En dehors des facilités administratives accordées par le gouvernement, l’État assurera l’électricité, l’eau, le nettoyage et la sécurité. Pour couvrir les frais, M. Assaad mise sur deux ressources essentielles : les concerts et les sponsors.
«La fourchette des prix étant assez large, l’événement sera accessible à tous», souligne-t-il. En effet, le prix d’une place en plein air est fixé à 20 000 LL (pourvu qu’il ne pleuve pas !). Quant aux prix des places assises, ils varient entre 40 et 120 000 LL par personne.
Les sponsors devraient couvrir l’autre moitié des coûts. «Le sponsoring proposé n’est nullement une forme de contribution, explique M. Assaad, mais un investissement qui pourrait rapporter au moins six fois le montant investi au départ». Toutefois, ces calculs n’ont pas réussi à convaincre rapidement les sponsors.

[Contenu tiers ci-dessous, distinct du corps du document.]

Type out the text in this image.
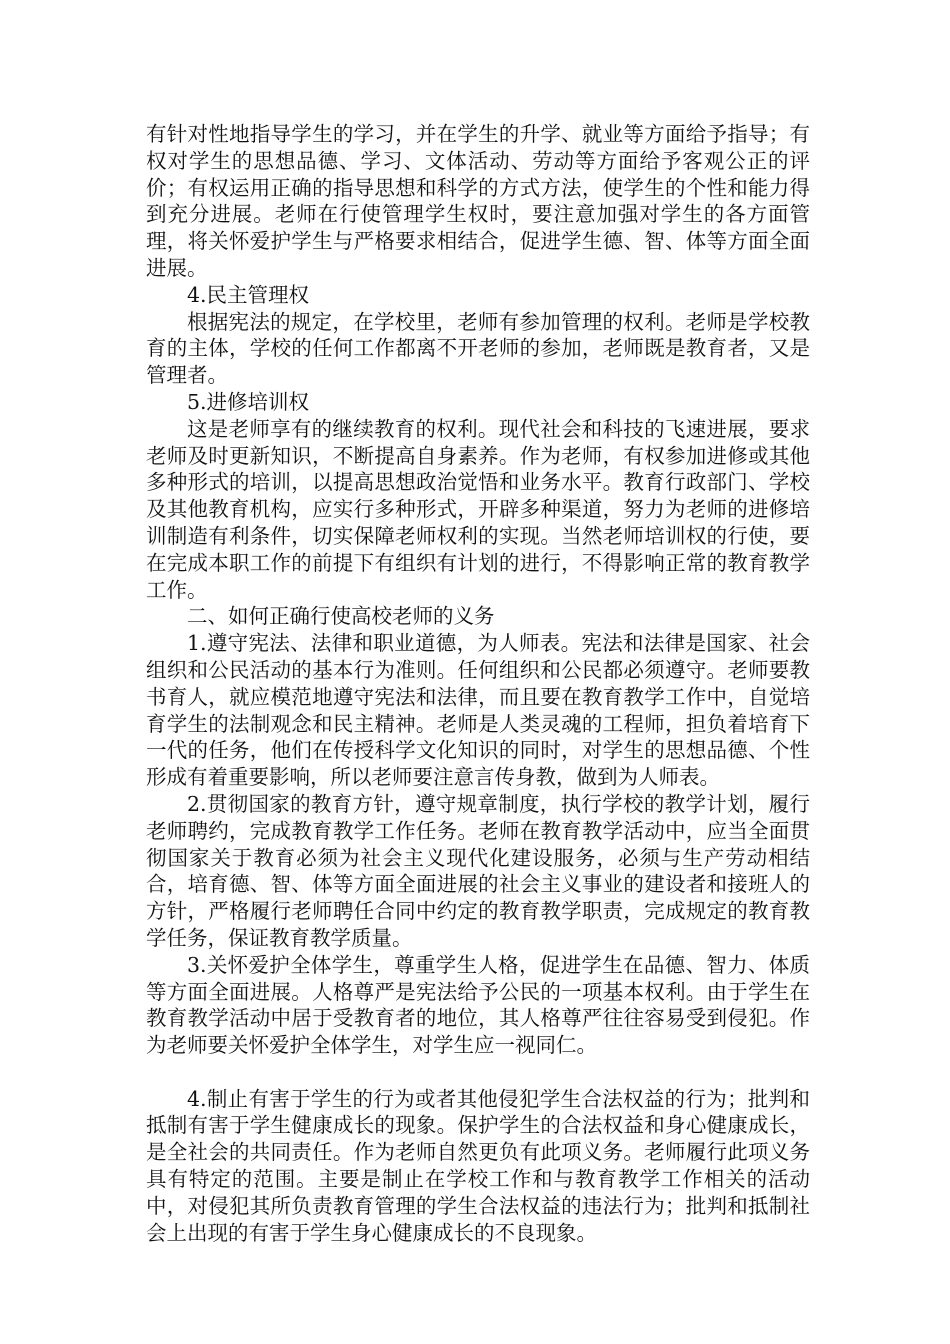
有针对性地指导学生的学习，并在学生的升学、就业等方面给予指导；有权对学生的思想品德、学习、文体活动、劳动等方面给予客观公正的评价；有权运用正确的指导思想和科学的方式方法，使学生的个性和能力得到充分进展。老师在行使管理学生权时，要注意加强对学生的各方面管理，将关怀爱护学生与严格要求相结合，促进学生德、智、体等方面全面进展。

4.民主管理权

根据宪法的规定，在学校里，老师有参加管理的权利。老师是学校教育的主体，学校的任何工作都离不开老师的参加，老师既是教育者，又是管理者。

5.进修培训权

这是老师享有的继续教育的权利。现代社会和科技的飞速进展，要求老师及时更新知识，不断提高自身素养。作为老师，有权参加进修或其他多种形式的培训，以提高思想政治觉悟和业务水平。教育行政部门、学校及其他教育机构，应实行多种形式，开辟多种渠道，努力为老师的进修培训制造有利条件，切实保障老师权利的实现。当然老师培训权的行使，要在完成本职工作的前提下有组织有计划的进行，不得影响正常的教育教学工作。

二、如何正确行使高校老师的义务

1.遵守宪法、法律和职业道德，为人师表。宪法和法律是国家、社会组织和公民活动的基本行为准则。任何组织和公民都必须遵守。老师要教书育人，就应模范地遵守宪法和法律，而且要在教育教学工作中，自觉培育学生的法制观念和民主精神。老师是人类灵魂的工程师，担负着培育下一代的任务，他们在传授科学文化知识的同时，对学生的思想品德、个性形成有着重要影响，所以老师要注意言传身教，做到为人师表。

2.贯彻国家的教育方针，遵守规章制度，执行学校的教学计划，履行老师聘约，完成教育教学工作任务。老师在教育教学活动中，应当全面贯彻国家关于教育必须为社会主义现代化建设服务，必须与生产劳动相结合，培育德、智、体等方面全面进展的社会主义事业的建设者和接班人的方针，严格履行老师聘任合同中约定的教育教学职责，完成规定的教育教学任务，保证教育教学质量。

3.关怀爱护全体学生，尊重学生人格，促进学生在品德、智力、体质等方面全面进展。人格尊严是宪法给予公民的一项基本权利。由于学生在教育教学活动中居于受教育者的地位，其人格尊严往往容易受到侵犯。作为老师要关怀爱护全体学生，对学生应一视同仁。

4.制止有害于学生的行为或者其他侵犯学生合法权益的行为；批判和抵制有害于学生健康成长的现象。保护学生的合法权益和身心健康成长，是全社会的共同责任。作为老师自然更负有此项义务。老师履行此项义务具有特定的范围。主要是制止在学校工作和与教育教学工作相关的活动中，对侵犯其所负责教育管理的学生合法权益的违法行为；批判和抵制社会上出现的有害于学生身心健康成长的不良现象。
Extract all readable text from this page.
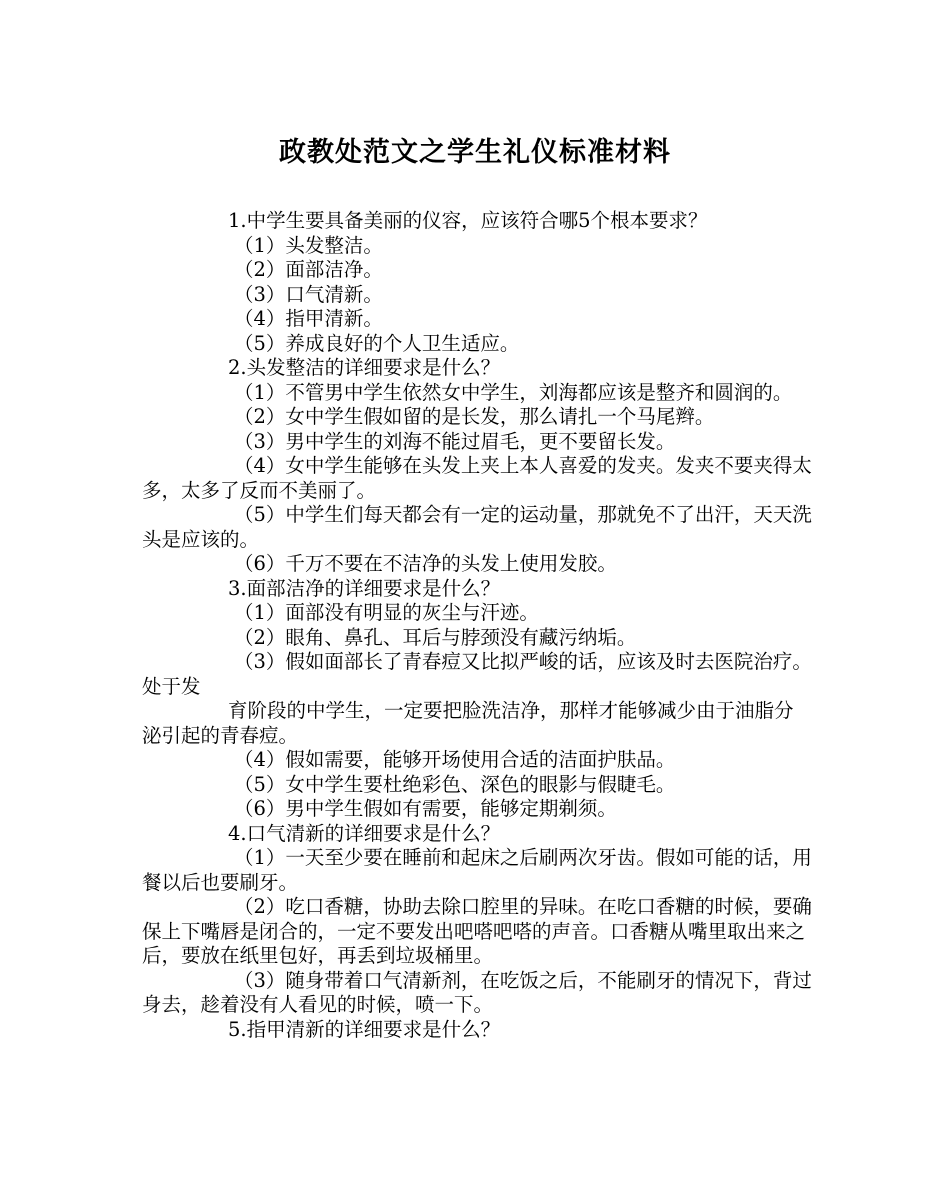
政教处范文之学生礼仪标准材料

1.中学生要具备美丽的仪容，应该符合哪5个根本要求？

（1）头发整洁。

（2）面部洁净。

（3）口气清新。

（4）指甲清新。

（5）养成良好的个人卫生适应。

2.头发整洁的详细要求是什么？

（1）不管男中学生依然女中学生，刘海都应该是整齐和圆润的。

（2）女中学生假如留的是长发，那么请扎一个马尾辫。

（3）男中学生的刘海不能过眉毛，更不要留长发。

（4）女中学生能够在头发上夹上本人喜爱的发夹。发夹不要夹得太多，太多了反而不美丽了。

（5）中学生们每天都会有一定的运动量，那就免不了出汗，天天洗头是应该的。

（6）千万不要在不洁净的头发上使用发胶。

3.面部洁净的详细要求是什么？

（1）面部没有明显的灰尘与汗迹。

（2）眼角、鼻孔、耳后与脖颈没有藏污纳垢。

（3）假如面部长了青春痘又比拟严峻的话，应该及时去医院治疗。处于发

育阶段的中学生，一定要把脸洗洁净，那样才能够减少由于油脂分泌引起的青春痘。

（4）假如需要，能够开场使用合适的洁面护肤品。

（5）女中学生要杜绝彩色、深色的眼影与假睫毛。

（6）男中学生假如有需要，能够定期剃须。

4.口气清新的详细要求是什么？

（1）一天至少要在睡前和起床之后刷两次牙齿。假如可能的话，用餐以后也要刷牙。

（2）吃口香糖，协助去除口腔里的异味。在吃口香糖的时候，要确保上下嘴唇是闭合的，一定不要发出吧嗒吧嗒的声音。口香糖从嘴里取出来之后，要放在纸里包好，再丢到垃圾桶里。

（3）随身带着口气清新剂，在吃饭之后，不能刷牙的情况下，背过身去，趁着没有人看见的时候，喷一下。

5.指甲清新的详细要求是什么？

Malgré le soutien officiel apporté par le gouvernement au projet, «les intéressés ont tardé à réagir», avoue M. Assaad. En fait, il a fallu attendre le mois de novembre pour connaître le programme exact des festivités. «Ne sachant pas quels artistes seront effectivement présents, les agents ont eu du mal à vendre le projet. Les demandes de réservation ont commencé à être traitées le 10 novembre dernier», raconte Mounib Saïkali, directeur de Beirut Express, un des tour-opérateurs chargés de promouvoir le projet à l’étranger.
Réunis sous l’égide de Lebanon 2000, onze tour-opérateurs se sont mis d’accord sur une formule unifiée pour promouvoir le projet à l’étranger. Leur travail d’équipe leur a permis de négocier des prix compétitifs pour attirer la diaspora libanaise et les touristes étrangers. Les formules proposées sur cinq jours varient entre 300 et 600 $ en fonction de l’hôtel choisi (billet d’avion non inclus). Déçu par le nombre restreint de réservations déjà faites, M. Saïkali reste optimiste. «Sans compter les Arabes, l’événement devrait quand même réunir 10 à 20 000 touristes», déclare-t-il.

Sponsor ou mécénat

Les sommes demandées au départ étant trop importantes, des solutions plus réalistes ont été trouvées pour motiver les gros sponsors. La société Ali Ahmad Group Holding, propriétaire de Doha Hills, a offert pour les besoins d’une loterie, qui sera organisée lors de l’événement, un appartement d’une valeur de 150 000 $. Elle devrait, en contrepartie, bénéficier d’un stand dans le “VIP Village”. Dans le secteur financier, les banques ont trouvé plus commode de sponsoriser le projet à travers l’Association des banques. La Société Générale, la Banque Libano-Française, ABN-Amro, Méditerranée, UBL sont parmi les institutions bancaires qui ont choisi de participer également à titre individuel au projet. Interrogé sur les avantages que la Libano-Française espère tirer de cet événement, Abdallah Nabbout, directeur à la BLF, explique : «Notre participation au Lebanon 2000 est une forme de mécénat. Il ne faut pas s’imaginer qu’elle produira une augmentation directe du chiffre d’affaires. C’est, en fait, une manière de contribuer au développement du Liban et de montrer aux gens les diverses activités de la banque». De la même façon, la Société Générale voit dans le projet un moyen de développer son image de marque tout en parrainant un événement d’importance nationale. Sceptique quant aux profits qu’il pourrait réaliser, Adel Makki, directeur de la bijouterie Kohinoor, y voit surtout une manière de défier la récession qui sévit dans le pays.
Avec l’assurance d’un homme qui a le vent en poupe, Moustapha Assaad affirme avoir atteint les deux tiers de ses objectifs en matière de financement. Son seul et unique souhait est de rentrer dans ses frais. Arrivera-t-il à bon port ? On verra bien au prochain millénaire.